Today’s GDP report also showed that inflation is unlikely to be a problem for some time to come. It was revised at 1.1% annualized for the first quarter, compared to the prior estimate of 1.0% annualized. The price index for gross domestic purchases increased 1.7% in the first quarter, down from 2.0% in the fourth quarter. Excluding more volatile food and energy prices, the price index for gross domestic purchases increased 1.2% in the first quarter, compared with an increase of 1.5% in the fourth.
Some worry about the possibility of deflation. Credit Suisse’s Andrew Garthwaite points out that deflation requires falling wages (which account for 70% of inflation) – yet, wage growth is still positive in almost all major developed regions. He says that there is no deflation in emerging markets (47% of global GDP). Indeed, Emerging market wage growth and core inflation are rising and China is now exporting inflation. In Garthwaite’s view, “deflation historically has been the result of policy mistakes often owing to the wrong macro-economic theory (e.g. neoclassical theory of savings and gold standard). In the 1990s in Japan and early 1930s in the US real rates were abnormally high – now they are negative.”

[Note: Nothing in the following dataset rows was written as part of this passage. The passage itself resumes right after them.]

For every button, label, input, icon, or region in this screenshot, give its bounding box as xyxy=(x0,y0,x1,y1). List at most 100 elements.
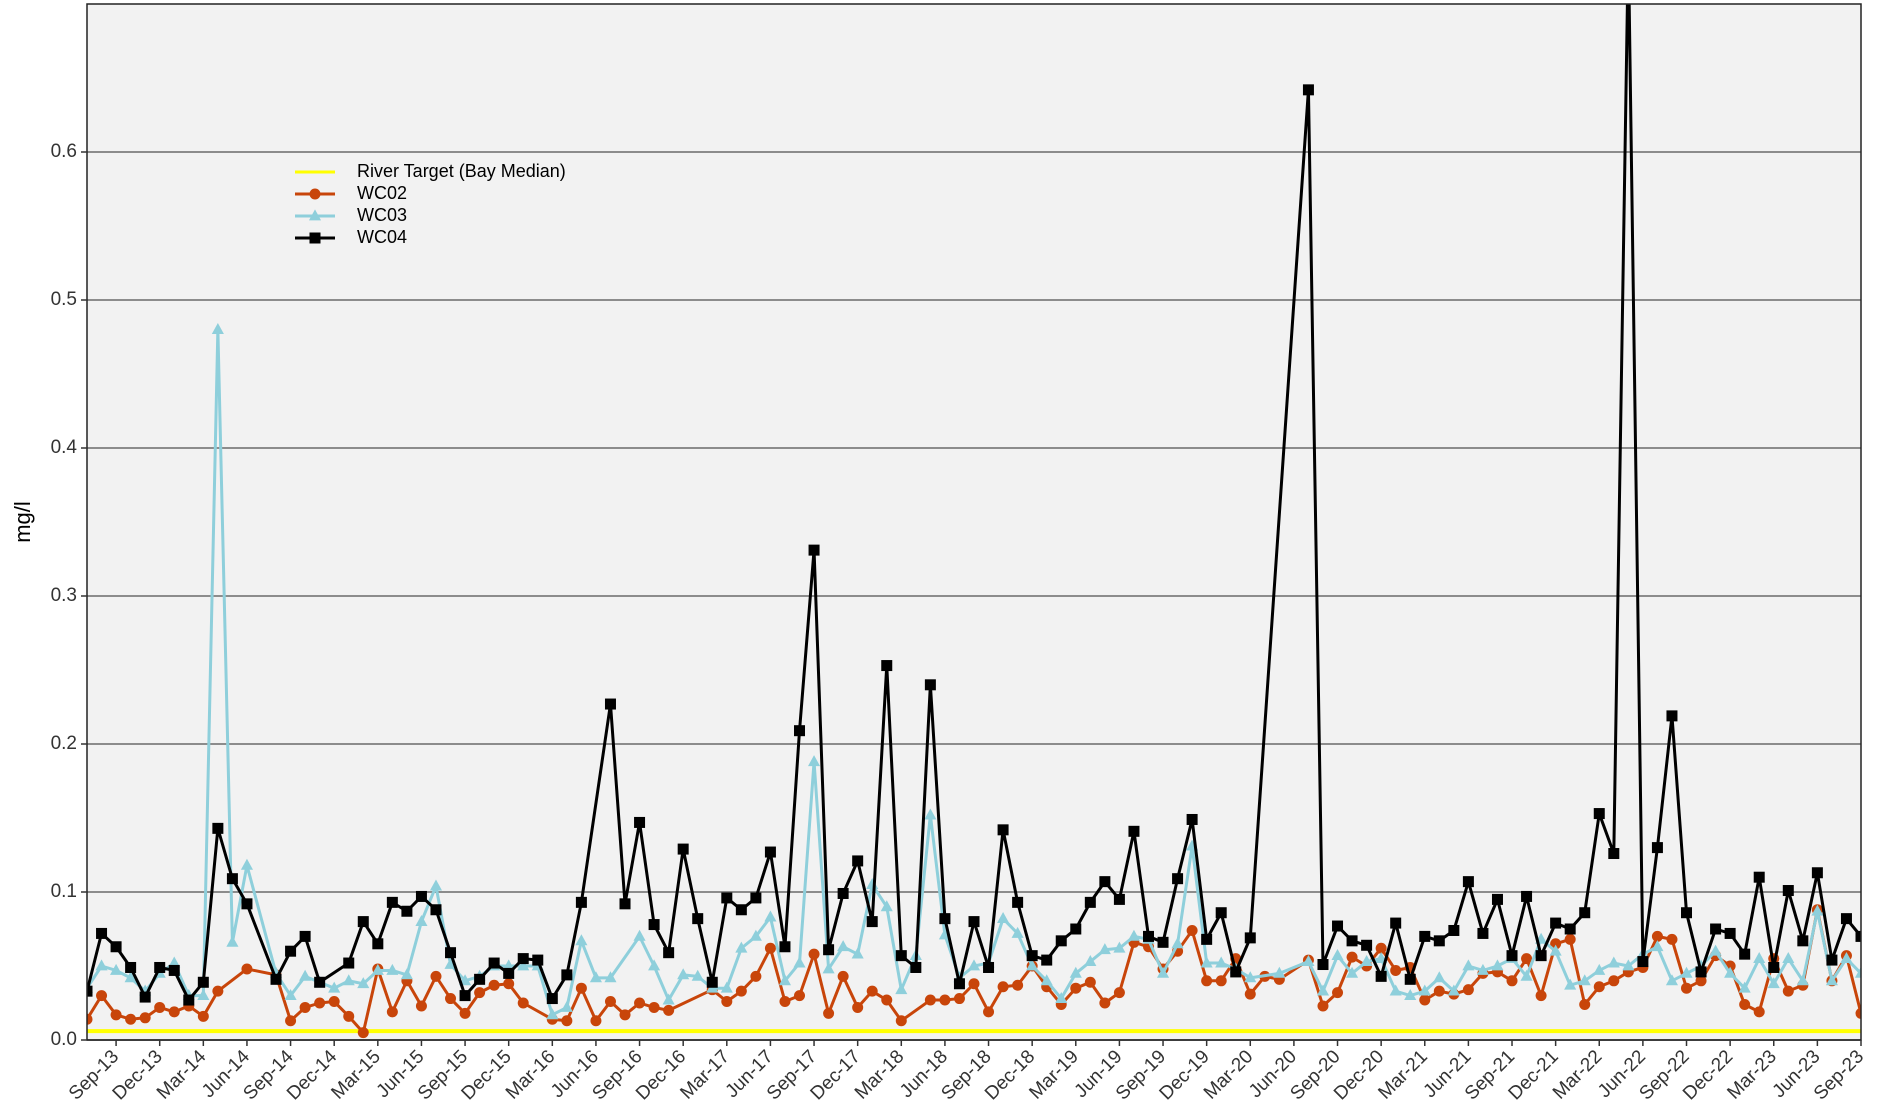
point xyxy=(807,755,821,767)
point xyxy=(1070,923,1082,935)
point xyxy=(124,971,137,983)
point xyxy=(778,974,792,986)
point xyxy=(1084,976,1096,988)
point xyxy=(1826,954,1838,966)
point xyxy=(779,996,791,1008)
point xyxy=(546,993,558,1005)
point xyxy=(895,1015,907,1027)
point xyxy=(503,978,515,990)
point xyxy=(139,991,151,1003)
point xyxy=(95,959,108,971)
point xyxy=(880,900,893,912)
point xyxy=(1753,952,1766,963)
point xyxy=(764,942,776,954)
point xyxy=(429,879,443,891)
point xyxy=(1579,998,1591,1010)
point xyxy=(459,1007,471,1019)
point xyxy=(1026,959,1039,971)
point xyxy=(1098,943,1111,955)
point xyxy=(953,993,965,1005)
point xyxy=(1346,935,1358,947)
point xyxy=(1855,930,1861,942)
point xyxy=(372,938,384,950)
x-tick-label: Sep-23 xyxy=(1810,1046,1868,1104)
point xyxy=(110,941,122,953)
point xyxy=(1855,1007,1861,1019)
point xyxy=(1520,969,1533,981)
point xyxy=(706,976,718,988)
point xyxy=(1607,956,1620,968)
point xyxy=(997,981,1009,993)
point xyxy=(168,956,181,968)
point xyxy=(837,940,850,952)
point xyxy=(1549,944,1562,956)
point xyxy=(997,912,1010,924)
point xyxy=(1753,1006,1765,1018)
point xyxy=(1622,959,1635,971)
point xyxy=(575,982,587,994)
point xyxy=(197,1010,209,1022)
point xyxy=(997,824,1009,836)
point xyxy=(822,962,835,974)
point xyxy=(910,961,922,973)
point xyxy=(663,947,675,959)
point xyxy=(1404,989,1417,1000)
y-tick-label: 0.1 xyxy=(51,881,77,902)
series-line xyxy=(87,908,1861,1035)
point xyxy=(575,934,588,946)
point xyxy=(1854,966,1861,978)
x-tick-label: Dec-13 xyxy=(109,1046,167,1104)
point xyxy=(1550,917,1562,929)
point xyxy=(1055,991,1068,1003)
x-tick-label: Dec-15 xyxy=(458,1046,516,1104)
point xyxy=(1360,954,1373,966)
point xyxy=(1579,907,1591,919)
point xyxy=(851,947,864,959)
plot-background xyxy=(87,4,1861,1040)
grid xyxy=(87,151,1861,1041)
point xyxy=(1273,966,1286,978)
point xyxy=(125,1013,137,1025)
point xyxy=(866,985,878,997)
point xyxy=(983,1006,995,1018)
point xyxy=(1448,924,1460,936)
point xyxy=(1171,937,1184,949)
point xyxy=(1739,948,1751,960)
point xyxy=(1069,966,1082,978)
point xyxy=(619,898,631,910)
point xyxy=(604,971,617,983)
point xyxy=(735,904,747,916)
point xyxy=(285,1015,297,1027)
x-tick-label: Dec-22 xyxy=(1679,1046,1737,1104)
point xyxy=(648,959,661,971)
point xyxy=(1215,907,1227,919)
x-tick-label: Dec-18 xyxy=(981,1046,1039,1104)
point xyxy=(1215,975,1227,987)
point xyxy=(1739,998,1751,1010)
point xyxy=(924,679,936,691)
point xyxy=(430,970,442,982)
point xyxy=(1419,994,1431,1006)
point xyxy=(852,855,864,867)
point xyxy=(1578,974,1591,986)
x-tick-label: Mar-17 xyxy=(676,1046,733,1103)
point xyxy=(1681,982,1693,994)
point xyxy=(197,989,210,1000)
point xyxy=(1564,978,1577,990)
point xyxy=(1462,984,1474,996)
point xyxy=(1521,953,1533,965)
point xyxy=(459,990,471,1002)
x-tick-label: Mar-23 xyxy=(1723,1046,1780,1103)
point xyxy=(415,915,428,926)
point xyxy=(386,1006,398,1018)
x-tick-label: Dec-20 xyxy=(1330,1046,1388,1104)
point xyxy=(967,959,981,971)
point xyxy=(211,323,224,334)
point xyxy=(342,974,355,986)
point xyxy=(1709,944,1722,956)
y-tick-label: 0.6 xyxy=(51,141,77,162)
point xyxy=(154,1001,166,1013)
point xyxy=(560,1000,573,1012)
point xyxy=(881,994,893,1006)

What about a “double dip” recession? Some are beginning to worry that problems in Europe and the potential of problems in China might pull the US economy back into recession. Most economists argue against such a scenario and are confident the possibility is next to nil. Throughout history double dips are exceptionally rare. Recent economic data from Europe and the US mostly point to a soft landing at worst. Emerging markets which represent 47% of the world economy are growing.

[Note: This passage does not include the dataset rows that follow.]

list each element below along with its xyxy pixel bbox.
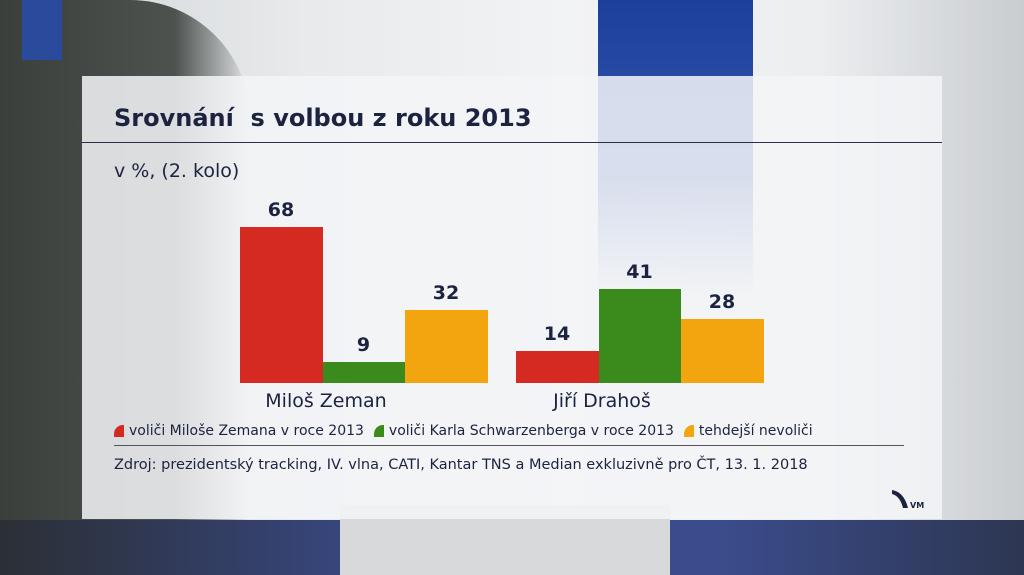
legend-swatch — [114, 425, 124, 437]
background-curtain — [22, 0, 62, 60]
data-label: 14 — [543, 322, 571, 345]
bar — [405, 309, 488, 383]
legend-item: voliči Karla Schwarzenberga v roce 2013 — [373, 423, 674, 439]
source-note: Zdroj: prezidentský tracking, IV. vlna, … — [114, 457, 808, 473]
data-label: 28 — [708, 290, 736, 313]
ct-logo-icon: VM — [890, 488, 930, 510]
chart-title: Srovnání s volbou z roku 2013 — [114, 104, 532, 132]
legend-label: tehdejší nevoliči — [698, 423, 813, 439]
data-label: 68 — [267, 199, 295, 222]
legend-item: tehdejší nevoliči — [683, 423, 813, 439]
legend-swatch — [683, 425, 694, 437]
legend-item: voliči Miloše Zemana v roce 2013 — [114, 423, 364, 439]
category-label: Miloš Zeman — [265, 390, 387, 412]
bar — [322, 362, 405, 383]
data-label: 41 — [626, 261, 653, 284]
legend-label: voliči Miloše Zemana v roce 2013 — [129, 423, 364, 439]
chart-panel: Srovnání s volbou z roku 2013 v %, (2. k… — [82, 76, 942, 519]
category-label: Jiří Drahoš — [553, 390, 651, 412]
title-divider — [82, 142, 942, 143]
bar — [681, 318, 764, 383]
data-label: 9 — [356, 334, 371, 357]
legend-divider — [114, 445, 904, 446]
data-label: 32 — [432, 281, 460, 304]
legend-label: voliči Karla Schwarzenberga v roce 2013 — [388, 423, 674, 439]
bar — [240, 227, 323, 383]
legend-swatch — [373, 425, 384, 437]
chart-subtitle: v %, (2. kolo) — [114, 160, 240, 182]
legend: voliči Miloše Zemana v roce 2013 voliči … — [114, 423, 813, 439]
svg-text:VM: VM — [910, 501, 924, 510]
bar — [598, 289, 681, 383]
bar — [516, 350, 599, 383]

Difficult times such as these tend to provide a fertile mix for extreme scenarios. While double dip and deflation are unlikely, it appears that the recovery has been slowed and perhaps extended. Government stimulus attempts have largely failed to produce sustainable results on any front. In fact, the large deficits they have created are having the opposite effect on consumers and small businesses who are working hard to get their financial houses in order. They are increasingly calling on the federal government to do the same. As David Brooks points out, “deficit spending doesn’t induce small businesspeople to hire and expand. It scares them because they conclude the growth isn’t real and they know big tax increases are on the horizon. It doesn’t make political leaders feel better either. Lacking faith that they can wisely cut the debt in some magically virtuous future, they see their nations careening to fiscal ruin.”
Will we see fiscal responsibility return to Washington? Polls and early primaries all point to an electorate that is fed up with the direction of the current Congress. Numerous professional politicians have announced they will not run for re-election as they see their records as out of favor.
We will have to wait until November and beyond to learn what impact Congressional changes will have on deficit cutting. But it seems increasingly clear that this recovery is integrally tied to fiscal responsibility in the private home, the state house, and our federal government. By all indications so far, the electorate will speak loudly and convincingly in November. The result will be a new Congress with a clear mandate do a most unnatural thing – to reduce the size and grip of government and to return to balanced budgets. The economy will eventually recover with or without government fiscal responsibility, but oh how much faster and stronger would it flourish if we knew that the foundation of our future rested on rock and not sand?